Ambillah sebuah kata ‘damai’. Menurut Derrida, sebuah kata memang memiliki satu makna petanda. Ini memiliki beberapa makna yang berarti yang berlanjut untuk selamanya. Dilihat dari definisi kamus, damai berarti kebebasan dari gangguan. Definisi ini bisa dimengerti. Sekarang ambillah kata ‘kebebasan’ dengan baik, apa arti kebebasan? Ia berarti kekuatan dan hak untuk mengekspresikan ide dan tindakan secara mandiri. Lalu apa arti kata ‘kekuatan’? Ia berarti kemampuan untuk mempengaruhi orang lain atau perilaku.
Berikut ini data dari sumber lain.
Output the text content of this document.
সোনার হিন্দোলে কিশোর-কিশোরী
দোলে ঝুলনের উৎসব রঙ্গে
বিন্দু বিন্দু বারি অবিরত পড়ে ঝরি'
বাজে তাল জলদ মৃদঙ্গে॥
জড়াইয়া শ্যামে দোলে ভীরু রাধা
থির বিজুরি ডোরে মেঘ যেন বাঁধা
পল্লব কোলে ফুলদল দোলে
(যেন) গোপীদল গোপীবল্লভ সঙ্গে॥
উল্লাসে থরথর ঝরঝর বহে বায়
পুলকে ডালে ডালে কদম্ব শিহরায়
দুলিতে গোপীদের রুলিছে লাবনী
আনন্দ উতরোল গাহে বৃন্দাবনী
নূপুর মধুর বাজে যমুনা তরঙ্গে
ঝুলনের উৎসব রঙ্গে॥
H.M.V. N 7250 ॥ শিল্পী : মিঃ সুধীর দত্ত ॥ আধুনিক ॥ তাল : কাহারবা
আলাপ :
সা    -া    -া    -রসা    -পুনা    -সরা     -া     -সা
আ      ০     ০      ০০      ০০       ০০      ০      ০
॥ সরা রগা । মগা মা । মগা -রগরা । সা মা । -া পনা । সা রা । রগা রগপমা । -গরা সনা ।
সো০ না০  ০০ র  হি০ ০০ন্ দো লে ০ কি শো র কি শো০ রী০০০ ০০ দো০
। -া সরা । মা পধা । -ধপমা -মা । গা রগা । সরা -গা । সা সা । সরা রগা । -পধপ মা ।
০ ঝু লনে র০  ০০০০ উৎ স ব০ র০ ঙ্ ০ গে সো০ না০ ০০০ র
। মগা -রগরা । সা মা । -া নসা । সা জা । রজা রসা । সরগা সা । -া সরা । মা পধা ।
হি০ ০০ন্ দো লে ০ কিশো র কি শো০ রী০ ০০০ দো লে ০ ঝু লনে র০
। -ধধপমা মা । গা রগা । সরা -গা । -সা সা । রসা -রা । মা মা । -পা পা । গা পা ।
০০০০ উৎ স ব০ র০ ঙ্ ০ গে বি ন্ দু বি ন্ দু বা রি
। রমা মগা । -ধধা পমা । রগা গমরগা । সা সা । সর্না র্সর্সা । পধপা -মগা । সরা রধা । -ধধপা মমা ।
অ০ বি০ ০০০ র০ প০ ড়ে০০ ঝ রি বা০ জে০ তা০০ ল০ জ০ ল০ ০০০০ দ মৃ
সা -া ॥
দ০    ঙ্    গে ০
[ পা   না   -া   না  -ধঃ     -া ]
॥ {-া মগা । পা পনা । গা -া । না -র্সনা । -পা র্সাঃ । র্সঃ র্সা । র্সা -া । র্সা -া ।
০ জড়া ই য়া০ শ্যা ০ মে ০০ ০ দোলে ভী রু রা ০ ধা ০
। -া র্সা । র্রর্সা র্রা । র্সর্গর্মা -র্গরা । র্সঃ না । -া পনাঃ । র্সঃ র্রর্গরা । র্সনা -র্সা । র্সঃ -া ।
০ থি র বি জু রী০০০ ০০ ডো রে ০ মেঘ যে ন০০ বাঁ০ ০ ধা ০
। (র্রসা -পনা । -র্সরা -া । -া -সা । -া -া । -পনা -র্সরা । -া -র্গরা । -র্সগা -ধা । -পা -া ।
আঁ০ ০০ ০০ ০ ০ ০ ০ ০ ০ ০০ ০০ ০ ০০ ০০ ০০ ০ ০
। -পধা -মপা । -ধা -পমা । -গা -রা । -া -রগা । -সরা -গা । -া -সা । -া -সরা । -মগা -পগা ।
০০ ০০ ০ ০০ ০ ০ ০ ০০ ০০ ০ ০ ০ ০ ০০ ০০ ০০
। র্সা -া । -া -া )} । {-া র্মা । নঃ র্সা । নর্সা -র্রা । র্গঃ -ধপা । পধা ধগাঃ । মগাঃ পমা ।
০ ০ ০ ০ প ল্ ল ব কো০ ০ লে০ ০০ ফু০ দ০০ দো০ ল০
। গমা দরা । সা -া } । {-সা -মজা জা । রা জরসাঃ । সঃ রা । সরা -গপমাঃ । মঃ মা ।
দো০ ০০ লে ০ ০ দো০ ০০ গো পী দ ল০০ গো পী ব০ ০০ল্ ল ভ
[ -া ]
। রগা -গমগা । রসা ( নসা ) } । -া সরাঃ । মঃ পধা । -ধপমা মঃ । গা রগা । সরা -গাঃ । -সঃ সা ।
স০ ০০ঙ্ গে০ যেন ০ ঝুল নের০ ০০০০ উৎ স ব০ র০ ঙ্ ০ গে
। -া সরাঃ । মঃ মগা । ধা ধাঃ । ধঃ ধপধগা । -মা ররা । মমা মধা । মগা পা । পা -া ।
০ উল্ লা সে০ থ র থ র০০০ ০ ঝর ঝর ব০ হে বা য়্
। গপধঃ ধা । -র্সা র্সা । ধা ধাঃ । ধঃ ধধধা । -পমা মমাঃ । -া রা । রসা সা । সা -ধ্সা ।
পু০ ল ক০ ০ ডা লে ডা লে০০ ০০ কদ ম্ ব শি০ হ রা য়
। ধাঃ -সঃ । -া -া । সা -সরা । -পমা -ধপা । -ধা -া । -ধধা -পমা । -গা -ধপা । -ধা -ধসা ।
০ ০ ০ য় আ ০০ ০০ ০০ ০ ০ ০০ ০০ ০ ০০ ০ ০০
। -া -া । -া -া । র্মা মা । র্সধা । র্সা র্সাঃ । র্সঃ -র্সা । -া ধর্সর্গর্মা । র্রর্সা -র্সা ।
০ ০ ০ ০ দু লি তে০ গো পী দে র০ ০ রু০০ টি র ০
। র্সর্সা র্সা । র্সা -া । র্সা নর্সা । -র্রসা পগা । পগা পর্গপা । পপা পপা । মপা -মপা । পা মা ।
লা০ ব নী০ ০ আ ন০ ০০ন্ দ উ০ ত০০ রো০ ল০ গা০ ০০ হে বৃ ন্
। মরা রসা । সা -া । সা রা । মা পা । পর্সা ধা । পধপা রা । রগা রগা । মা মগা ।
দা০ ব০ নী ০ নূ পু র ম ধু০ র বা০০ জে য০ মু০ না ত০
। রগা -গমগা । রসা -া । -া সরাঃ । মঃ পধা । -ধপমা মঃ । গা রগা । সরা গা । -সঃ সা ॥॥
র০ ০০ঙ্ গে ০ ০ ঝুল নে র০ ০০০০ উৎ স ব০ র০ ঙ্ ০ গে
Sekarang kita lihat arti ‘mempengaruhi’? Artinya perkembangan perilaku atau dampak dari perilaku tertentu yang memberikan efek pada perilaku seseorang. Lalu apa yang dimaksud dengan ‘efek’? Ia adalah perubahan sebagai akibat dari suatu sebab. Demikian selanjutnya.

Kembali ke pertanyaan, bagaimana memahami bahwa bahasa memiliki petanda (signified) dan penanda (signifier)? Bagaimana ia mengarah pada dekonstruksi? Bagaimana kita bisa benar-benar memahami makna dengan memisahkan sesuatu? Saya ingin mencontohkan sebuah novel karya Tony Morrison, Sula. Novel ini dimulai tepat setelah Perang Dunia Pertama. Novel ini memiliki karakter utama Shadrack. Adegan pembuka adalah ketika dia kembali dari Eropa dan terkejut. Rumahnya berada di Medallion of Ohio, sebuah kota kecil di Midwest. Ia adalah daerah warga African-American yang tinggal di bagian Medallion yang disebut the Bottom. Daerah tidak terletak di bagian bawah, seperti namanya. Namun ia berada di puncak bukit yang gersang. Tidak banyak yang tumbuh di sana. Tapi daerah ini dinamakan the Bottom.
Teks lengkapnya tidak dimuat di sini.